The second question raised regarded changes in the corticostriatal system during expression of drug sensitization in rats. The corticostriatal system is highly implicated in drug abuse. One process proposed to be involved in drug addiction is drug sensitization, or progressively greater behavioral responding to a drug after repeated administration. Alterations in neurotransmission and morphological changes have been repeatedly documented within the corticostriatal system during and following drug sensitization. In this thesis, further investigation of regional specificity with the corticostriatal system using c-fos determined that the nucleus accumbens core, but not shell, showed sensitized reactivity to amphetamine. Furthermore, although an activity was induced by acute amphetamine in the prefrontal cortex, this activity did not sensitize.

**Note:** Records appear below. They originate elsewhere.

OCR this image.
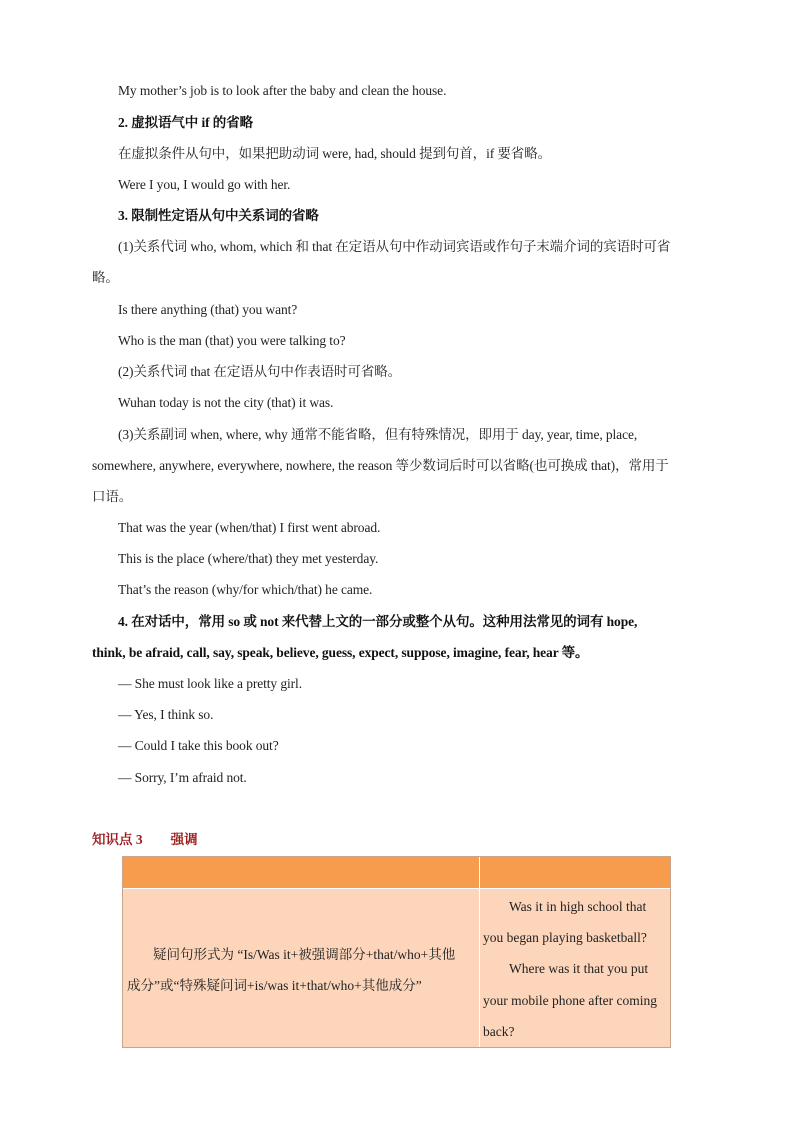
My mother’s job is to look after the baby and clean the house.
2. 虚拟语气中 if 的省略
在虚拟条件从句中，如果把助动词 were, had, should 提到句首，if 要省略。
Were I you, I would go with her.
3. 限制性定语从句中关系词的省略
(1)关系代词 who, whom, which 和 that 在定语从句中作动词宾语或作句子末端介词的宾语时可省
略。
Is there anything (that) you want?
Who is the man (that) you were talking to?
(2)关系代词 that 在定语从句中作表语时可省略。
Wuhan today is not the city (that) it was.
(3)关系副词 when, where, why 通常不能省略，但有特殊情况，即用于 day, year, time, place,
somewhere, anywhere, everywhere, nowhere, the reason 等少数词后时可以省略(也可换成 that)，常用于
口语。
That was the year (when/that) I first went abroad.
This is the place (where/that) they met yesterday.
That’s the reason (why/for which/that) he came.
4. 在对话中，常用 so 或 not 来代替上文的一部分或整个从句。这种用法常见的词有 hope,
think, be afraid, call, say, speak, believe, guess, expect, suppose, imagine, fear, hear 等。
— She must look like a pretty girl.
— Yes, I think so.
— Could I take this book out?
— Sorry, I’m afraid not.
知识点 3 强调
疑问句形式为 “Is/Was it+被强调部分+that/who+其他
成分”或“特殊疑问词+is/was it+that/who+其他成分”
Was it in high school that
you began playing basketball?
Where was it that you put
your mobile phone after coming
back?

The third set of studies addressed alterations in processes that are normally regulated by the corticostriatal system when this system has been altered by drug sensitization. To investigate effects of the alterations within the corticostriatal system that drug sensitization produces, we examined operant conditioning in sensitized and non-sensitized animals. In rats that had been previously exposed to amphetamine (but were not given the drug on the task day itself), long-lasting increases were seen in responding for sucrose on a random ratio schedule. These alterations in responding were time-dependent, with a transient decrease in responding observed during induction of sensitization, followed by a long-lasting increase in responding. This increase was not observed on a random interval schedule, a schedule in which the response-reinforcement association is less direct. Together, these results indicate that the reward value is increased in sensitized animals. Testing of sensitized animals in a devaluation paradigm also indicated that habit formation (S-R learning) occurs faster in these animals than in non-sensitized animals. Both the increase in reinforcer value and the acceleration of habit formation seen in sensitized animals may be involved in the development of drug addiction.